Most of the incidents where presumptively conservative speech has been interrupted or squelched in the last two or three years seem to involve the same few speakers: Milo Yiannopoulos, Ben Shapiro, Charles Murray, and Ann Coulter ,” Sanford Ungar, the Free Speech Project’s director, writes. “In some instances, they seem to invite, and delight in, disruption.”

What Ungar is suggesting here is that the “campus free speech” crisis is somewhat manufactured. Conservative student groups invite speakers famous for offensive and racially charged speech — all of the above speakers fit that bill — in a deliberate attempt to provoke the campus left. In other words, they’re trolling. When students react by protesting or disrupting the event, the conservatives use it as proof that there’s real intolerance for conservative ideas.

 

CAN thus opposes providing platforms for fascist speakers on college campuses. We oppose our communities being used as opportunities for fascists to pursue campaigns of self-promotion,  terror and silencing dissent. As institutions of higher education, our communities develop cultures of rigorous inquiry and democratic inclusion, so in principle there should be no requirement to welcome those who would use this openness as a platform for their violent exclusions. There is also a special irony in the fact that when fascists do come to campus their astronomical security costs are literally paid for by the communities they make less safe. U.C. Berkeley, for instance, paid $800,000 for security on one Milo Yiannopolous event. Free speech is indeed not free when the powerless always pay the speech-costs of the powerful.

 

Our position is supported by legal precedent. As legal scholar Dan Siegel has noted, the Supreme Court ruled in 1969 that “there is no free speech right to advocate violence when there is a likelihood that violence will actually occur…. [it] confirmed that while ‘mere advocacy’ cannot be forbidden, ‘incitement to imminent lawless action’ is not protected (Brandenburg v. Ohio).”

 

There is already abundant and direct evidence that Fascists attempt to use “Free Speech” not to converse and debate, but to harass, intimidate, provoke, and recruit people to their reactionary social program. In a piece that appeared in The Nation, for example, we explained how campus administrators are not letting in “new ideas,” but rather opening their doors to fascist agitators who intend to harm their opponents through doxing, intimidation, online harassment and stalking. CAN seeks to safeguard and guarantee the rights of antifascist student protesters whose online accounts are hacked, or who are recorded in class or at campus protests only to find such videos highly edited and posted online by alt.right groups like Turning Point USA with the purpose of stoking anger, harassment, and violent threats.

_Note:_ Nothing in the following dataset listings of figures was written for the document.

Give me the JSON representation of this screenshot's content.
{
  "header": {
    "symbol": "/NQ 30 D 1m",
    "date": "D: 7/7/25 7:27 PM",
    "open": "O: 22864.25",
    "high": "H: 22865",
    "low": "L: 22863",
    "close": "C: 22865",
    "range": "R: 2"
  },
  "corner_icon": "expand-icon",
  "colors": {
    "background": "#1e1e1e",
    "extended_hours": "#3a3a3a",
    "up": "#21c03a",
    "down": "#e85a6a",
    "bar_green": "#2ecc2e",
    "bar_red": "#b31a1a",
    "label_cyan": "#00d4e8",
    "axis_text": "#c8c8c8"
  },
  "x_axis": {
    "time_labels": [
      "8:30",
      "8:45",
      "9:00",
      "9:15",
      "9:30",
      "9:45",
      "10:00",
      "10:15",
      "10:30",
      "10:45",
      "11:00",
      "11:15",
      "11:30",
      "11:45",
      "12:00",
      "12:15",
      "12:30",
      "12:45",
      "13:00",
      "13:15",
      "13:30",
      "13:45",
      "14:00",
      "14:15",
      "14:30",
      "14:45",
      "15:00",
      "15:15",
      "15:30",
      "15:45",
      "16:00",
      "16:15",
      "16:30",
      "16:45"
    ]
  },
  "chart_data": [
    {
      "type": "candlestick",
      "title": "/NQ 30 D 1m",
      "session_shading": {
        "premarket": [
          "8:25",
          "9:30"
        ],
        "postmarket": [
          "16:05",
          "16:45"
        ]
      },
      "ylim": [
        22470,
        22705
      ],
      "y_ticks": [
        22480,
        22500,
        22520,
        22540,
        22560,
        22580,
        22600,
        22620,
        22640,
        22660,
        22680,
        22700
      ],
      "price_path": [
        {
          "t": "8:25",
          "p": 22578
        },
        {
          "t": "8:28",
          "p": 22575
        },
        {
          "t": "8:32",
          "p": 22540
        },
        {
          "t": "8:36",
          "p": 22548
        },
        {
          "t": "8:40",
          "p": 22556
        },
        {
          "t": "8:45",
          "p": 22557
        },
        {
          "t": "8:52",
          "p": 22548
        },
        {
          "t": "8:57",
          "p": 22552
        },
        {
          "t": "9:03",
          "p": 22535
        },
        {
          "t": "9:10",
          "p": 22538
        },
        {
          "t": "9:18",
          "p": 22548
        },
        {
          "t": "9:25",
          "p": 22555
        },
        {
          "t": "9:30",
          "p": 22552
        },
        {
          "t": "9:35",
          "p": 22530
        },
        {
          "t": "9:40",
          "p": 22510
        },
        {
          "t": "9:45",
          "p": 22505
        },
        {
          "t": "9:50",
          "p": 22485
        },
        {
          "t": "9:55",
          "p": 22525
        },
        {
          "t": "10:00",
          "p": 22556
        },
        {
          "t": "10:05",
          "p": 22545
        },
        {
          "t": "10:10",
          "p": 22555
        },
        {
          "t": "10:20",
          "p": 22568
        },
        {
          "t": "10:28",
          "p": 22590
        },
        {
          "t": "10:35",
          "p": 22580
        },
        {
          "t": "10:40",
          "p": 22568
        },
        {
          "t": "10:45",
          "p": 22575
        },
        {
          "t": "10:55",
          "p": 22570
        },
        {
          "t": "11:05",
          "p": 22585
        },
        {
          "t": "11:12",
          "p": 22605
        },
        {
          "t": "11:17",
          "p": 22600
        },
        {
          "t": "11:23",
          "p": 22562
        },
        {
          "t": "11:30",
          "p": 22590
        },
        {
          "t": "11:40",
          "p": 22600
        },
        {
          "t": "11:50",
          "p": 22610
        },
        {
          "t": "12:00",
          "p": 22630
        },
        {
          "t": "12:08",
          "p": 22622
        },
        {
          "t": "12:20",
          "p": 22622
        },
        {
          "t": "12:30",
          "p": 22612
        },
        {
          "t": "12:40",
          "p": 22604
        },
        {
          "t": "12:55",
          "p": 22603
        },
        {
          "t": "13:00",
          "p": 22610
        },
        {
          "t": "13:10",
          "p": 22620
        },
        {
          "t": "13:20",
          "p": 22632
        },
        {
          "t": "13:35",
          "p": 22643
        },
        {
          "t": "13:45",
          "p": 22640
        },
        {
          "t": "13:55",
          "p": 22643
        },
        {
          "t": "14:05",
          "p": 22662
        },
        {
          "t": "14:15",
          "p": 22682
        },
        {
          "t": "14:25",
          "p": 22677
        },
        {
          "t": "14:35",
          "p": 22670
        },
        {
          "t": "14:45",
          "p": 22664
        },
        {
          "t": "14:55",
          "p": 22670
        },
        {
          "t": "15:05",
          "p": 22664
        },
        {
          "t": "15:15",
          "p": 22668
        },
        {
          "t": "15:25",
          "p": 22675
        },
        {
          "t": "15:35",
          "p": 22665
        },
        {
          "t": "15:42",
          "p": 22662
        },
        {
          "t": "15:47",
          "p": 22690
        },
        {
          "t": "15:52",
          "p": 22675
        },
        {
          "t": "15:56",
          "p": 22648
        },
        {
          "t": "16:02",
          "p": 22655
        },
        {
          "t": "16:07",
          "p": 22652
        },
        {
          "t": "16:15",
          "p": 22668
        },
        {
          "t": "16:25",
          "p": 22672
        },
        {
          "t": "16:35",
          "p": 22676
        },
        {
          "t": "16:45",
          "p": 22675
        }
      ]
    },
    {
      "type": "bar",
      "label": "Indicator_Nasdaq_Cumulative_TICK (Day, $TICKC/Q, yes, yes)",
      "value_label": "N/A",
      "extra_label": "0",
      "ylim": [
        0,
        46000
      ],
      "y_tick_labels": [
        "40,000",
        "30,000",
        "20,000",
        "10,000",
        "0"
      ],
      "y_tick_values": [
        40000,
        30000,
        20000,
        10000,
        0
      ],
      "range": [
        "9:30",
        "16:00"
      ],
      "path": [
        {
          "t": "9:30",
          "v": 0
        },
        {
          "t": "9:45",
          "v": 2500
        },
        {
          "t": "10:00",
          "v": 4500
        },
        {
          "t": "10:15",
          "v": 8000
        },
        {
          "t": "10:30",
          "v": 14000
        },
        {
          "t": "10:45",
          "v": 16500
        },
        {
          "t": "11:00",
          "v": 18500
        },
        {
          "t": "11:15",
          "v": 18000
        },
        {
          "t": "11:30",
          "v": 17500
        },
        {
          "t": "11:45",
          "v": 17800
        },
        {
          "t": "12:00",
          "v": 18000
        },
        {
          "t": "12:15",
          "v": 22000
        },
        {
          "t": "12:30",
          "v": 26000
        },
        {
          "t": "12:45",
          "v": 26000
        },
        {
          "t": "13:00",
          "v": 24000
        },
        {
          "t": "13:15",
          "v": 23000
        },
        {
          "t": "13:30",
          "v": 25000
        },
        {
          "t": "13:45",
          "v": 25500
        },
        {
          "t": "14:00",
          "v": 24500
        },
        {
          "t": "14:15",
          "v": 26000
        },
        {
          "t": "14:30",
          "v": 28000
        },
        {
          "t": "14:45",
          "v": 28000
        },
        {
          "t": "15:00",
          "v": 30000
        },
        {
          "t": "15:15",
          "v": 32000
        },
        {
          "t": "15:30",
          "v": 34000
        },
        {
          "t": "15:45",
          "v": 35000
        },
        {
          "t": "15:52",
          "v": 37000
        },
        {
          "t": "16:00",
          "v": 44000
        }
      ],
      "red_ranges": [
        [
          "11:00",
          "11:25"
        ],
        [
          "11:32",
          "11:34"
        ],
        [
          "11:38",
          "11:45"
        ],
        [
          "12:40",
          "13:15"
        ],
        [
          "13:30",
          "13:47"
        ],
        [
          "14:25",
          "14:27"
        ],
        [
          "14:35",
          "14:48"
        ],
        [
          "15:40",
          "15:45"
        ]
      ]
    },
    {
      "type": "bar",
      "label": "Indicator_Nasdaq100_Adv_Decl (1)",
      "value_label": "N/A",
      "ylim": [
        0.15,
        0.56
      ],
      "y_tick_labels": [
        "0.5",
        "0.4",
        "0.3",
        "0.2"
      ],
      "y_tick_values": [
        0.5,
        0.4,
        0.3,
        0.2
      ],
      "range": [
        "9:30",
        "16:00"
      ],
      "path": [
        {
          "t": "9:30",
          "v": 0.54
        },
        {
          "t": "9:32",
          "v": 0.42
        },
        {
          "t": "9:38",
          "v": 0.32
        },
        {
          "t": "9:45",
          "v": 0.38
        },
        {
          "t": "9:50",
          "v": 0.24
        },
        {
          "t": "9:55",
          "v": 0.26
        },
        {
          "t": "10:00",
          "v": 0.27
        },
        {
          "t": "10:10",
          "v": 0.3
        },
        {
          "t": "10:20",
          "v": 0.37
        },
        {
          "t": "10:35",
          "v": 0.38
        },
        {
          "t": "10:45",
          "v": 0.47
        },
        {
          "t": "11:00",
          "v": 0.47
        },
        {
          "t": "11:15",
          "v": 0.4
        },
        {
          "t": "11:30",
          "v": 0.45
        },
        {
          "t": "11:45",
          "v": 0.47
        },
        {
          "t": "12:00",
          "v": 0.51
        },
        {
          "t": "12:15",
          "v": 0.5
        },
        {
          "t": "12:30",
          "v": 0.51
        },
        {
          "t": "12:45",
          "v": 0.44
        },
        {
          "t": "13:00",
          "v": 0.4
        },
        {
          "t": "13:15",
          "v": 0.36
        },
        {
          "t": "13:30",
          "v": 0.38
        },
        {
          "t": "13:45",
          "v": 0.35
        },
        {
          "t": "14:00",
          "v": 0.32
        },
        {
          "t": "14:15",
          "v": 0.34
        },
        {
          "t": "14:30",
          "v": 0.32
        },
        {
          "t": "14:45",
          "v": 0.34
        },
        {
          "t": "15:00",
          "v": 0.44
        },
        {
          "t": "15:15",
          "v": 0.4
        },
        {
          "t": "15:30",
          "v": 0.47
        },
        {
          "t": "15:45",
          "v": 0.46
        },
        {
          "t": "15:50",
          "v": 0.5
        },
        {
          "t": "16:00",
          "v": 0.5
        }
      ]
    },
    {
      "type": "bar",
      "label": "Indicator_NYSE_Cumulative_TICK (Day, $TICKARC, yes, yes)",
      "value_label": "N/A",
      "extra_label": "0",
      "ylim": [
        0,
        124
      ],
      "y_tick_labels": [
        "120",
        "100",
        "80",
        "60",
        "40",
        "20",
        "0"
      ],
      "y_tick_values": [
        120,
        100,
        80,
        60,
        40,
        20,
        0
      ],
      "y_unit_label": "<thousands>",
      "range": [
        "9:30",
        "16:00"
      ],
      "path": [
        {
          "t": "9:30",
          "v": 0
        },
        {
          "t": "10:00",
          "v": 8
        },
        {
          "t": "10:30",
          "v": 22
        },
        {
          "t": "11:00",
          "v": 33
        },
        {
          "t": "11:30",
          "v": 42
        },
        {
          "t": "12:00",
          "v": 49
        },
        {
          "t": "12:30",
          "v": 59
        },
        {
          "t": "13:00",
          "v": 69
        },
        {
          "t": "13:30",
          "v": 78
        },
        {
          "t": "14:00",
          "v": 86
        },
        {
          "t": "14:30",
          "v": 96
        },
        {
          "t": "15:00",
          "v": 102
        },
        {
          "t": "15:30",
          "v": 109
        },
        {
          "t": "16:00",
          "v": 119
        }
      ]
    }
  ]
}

Fascist “free speech” advocates are trying to shout down those with the courage to protest their social program of violence.The hollowness of fascists’ reliance on “free speech” is apparent in their attempts to silence dissent and prevent CAN and those of similar good will from protecting our communities against their attacks.

 

Arthur Rosenberg, in 1934, noted that the key element in the rise of fascism in Germany was not mass support, but acceptance of fascist ideology in mainstream society. Today’s adherents of the same murderous, genocidal ideologies that sent the world into war are trying to force their way into our media and educational institutions, and broaden the ‘Overton Window’ of acceptable political discourse to include violent racism and ethnic cleansing - and yet appear at the same time as the legitimate heirs to a democratic society. Only the best students of Joseph Goebbels would be trying to convince society that they are more acceptable than their victims. It is our intent to not let them succeed.